After two days, the men of the Fourteenth finally arrived at the bridge across the Rappahannock at U.S. Ford about 5:00 p.m. Before they were allowed to cross, the following statement from Maj. Gen. Hooker was read to the men:

“The operations of the last three days have determined that the enemy must either ingloriously fly or come out from behind his entrenchments and give us battle on our own ground, where certain destruction awaits him.”

That evening he was also heard to boast that even God Almighty could prevent him from achieving victory.

Let’s Get Moving Already

150 YEARS AGO TODAY the men of the Fourteenth Connecticut Volunteer Infantry had been under orders to be ready to march at a moment’s notice for six days. On April 13th, Maj. Gen. Joseph Hooker issued orders for nearly the entire army to quietly pack away their gear, fill their ammunition pouches, and draw eight days rations of coffee, hardtack and salt pork. Since rations were normally issued for three days, the men grumbled about the extra weight they would be forced to carry, and they also knew something unusual was up. But no one, except Hooker’s inner circle of officers knew what he had planned for the Army of the Potomac.

However, no sooner was the order given than it began to rain—and the army waited, and waited, and waited some more, all the while ready to move out at any time, although everyone knew they weren’t going anywhere until the roads dried and became passable. There would not be another Mud March. Capt. Samuel Fiske lamented to his faithful readers back home that the winter and early spring at Falmouth must have been the wettest ever in history. “I suppose Noah may have experienced harder rain,” Fiske wrote to the Springfield Republican newspaper on April 25th, “after he drew in the gang-plank of his Great Eastern, and with his menagerie all aboard quietly awaiting the commencement of his voyage to the new world, but I don’t believe he heard it patter so many nights over his head in the old ark-attic as I have now heard it pattering on the canvas roof of my log shanty this spring.”

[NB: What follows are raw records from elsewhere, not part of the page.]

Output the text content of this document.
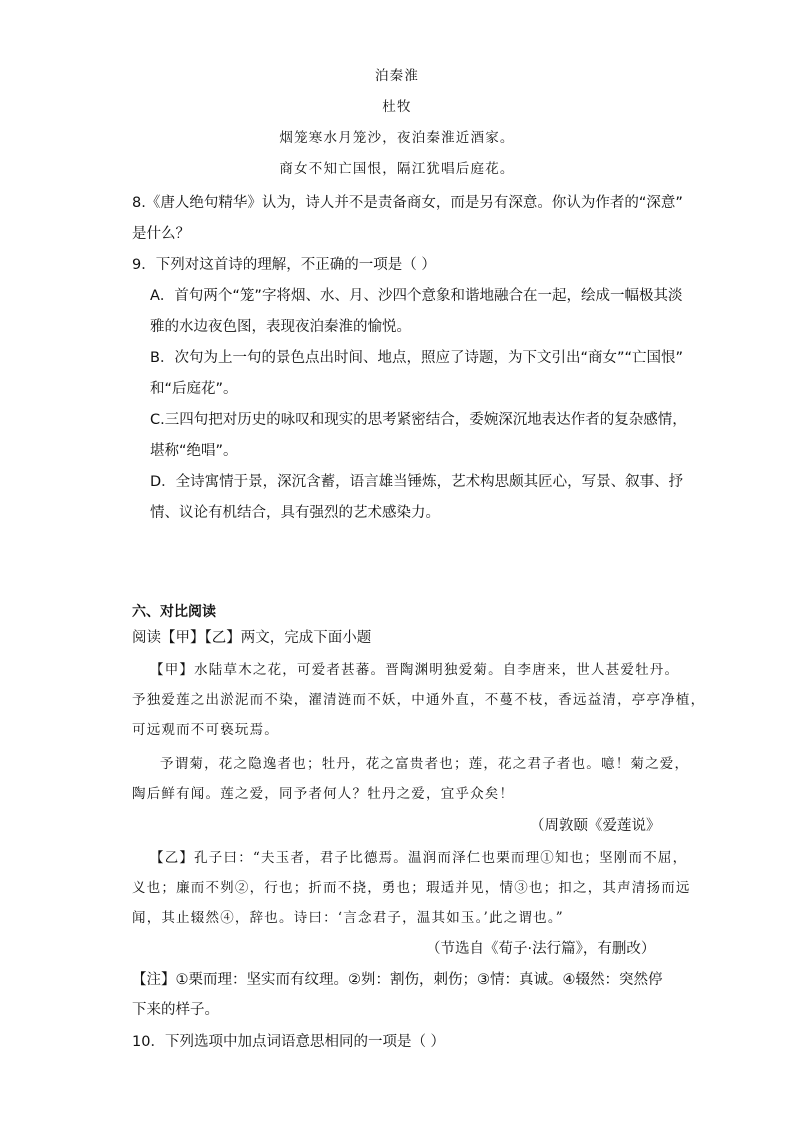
泊秦淮
杜牧
烟笼寒水月笼沙，夜泊秦淮近酒家。
商女不知亡国恨，隔江犹唱后庭花。
8.《唐人绝句精华》认为，诗人并不是责备商女，而是另有深意。你认为作者的“深意”
是什么？
9．下列对这首诗的理解，不正确的一项是（ ）
A．首句两个“笼”字将烟、水、月、沙四个意象和谐地融合在一起，绘成一幅极其淡
雅的水边夜色图，表现夜泊秦淮的愉悦。
B．次句为上一句的景色点出时间、地点，照应了诗题，为下文引出“商女”“亡国恨”
和“后庭花”。
C.三四句把对历史的咏叹和现实的思考紧密结合，委婉深沉地表达作者的复杂感情，
堪称“绝唱”。
D．全诗寓情于景，深沉含蓄，语言雄当锤炼，艺术构思颇其匠心，写景、叙事、抒
情、议论有机结合，具有强烈的艺术感染力。
六、对比阅读
阅读【甲】【乙】两文，完成下面小题
【甲】水陆草木之花，可爱者甚蕃。晋陶渊明独爱菊。自李唐来，世人甚爱牡丹。
予独爱莲之出淤泥而不染，濯清涟而不妖，中通外直，不蔓不枝，香远益清，亭亭净植，
可远观而不可亵玩焉。
予谓菊，花之隐逸者也；牡丹，花之富贵者也；莲，花之君子者也。噫！菊之爱，
陶后鲜有闻。莲之爱，同予者何人？牡丹之爱，宜乎众矣！
（周敦颐《爱莲说》
【乙】孔子曰：“夫玉者，君子比德焉。温润而泽仁也栗而理①知也；坚刚而不屈，
义也；廉而不刿②，行也；折而不挠，勇也；瑕适并见，情③也；扣之，其声清扬而远
闻，其止辍然④，辞也。诗曰：‘言念君子，温其如玉。’此之谓也。”
（节选自《荀子·法行篇》，有删改）
【注】①栗而理：坚实而有纹理。②刿：割伤，刺伤；③情：真诚。④辍然：突然停
下来的样子。
10．下列选项中加点词语意思相同的一项是（ ）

Sgt. Benjamin Hirst, in his typically sardonic fashion, blamed the delay on the high command. “We have not moved yet and I can”t see that we are any near moving than we were a week ago. There is a deadlock somewhere, but where we can’t tell. I only hope they know in Washington.”

By the end of April the weather improved. On the 28th the Army of the Potomac finally began to move according to the plan of Maj. Gen. Hooker. The infantry corps would march by various, round-about routes and concentrate west of Fredericksburg at a small hamlet on the edge of the Wilderness called Chancellorsville.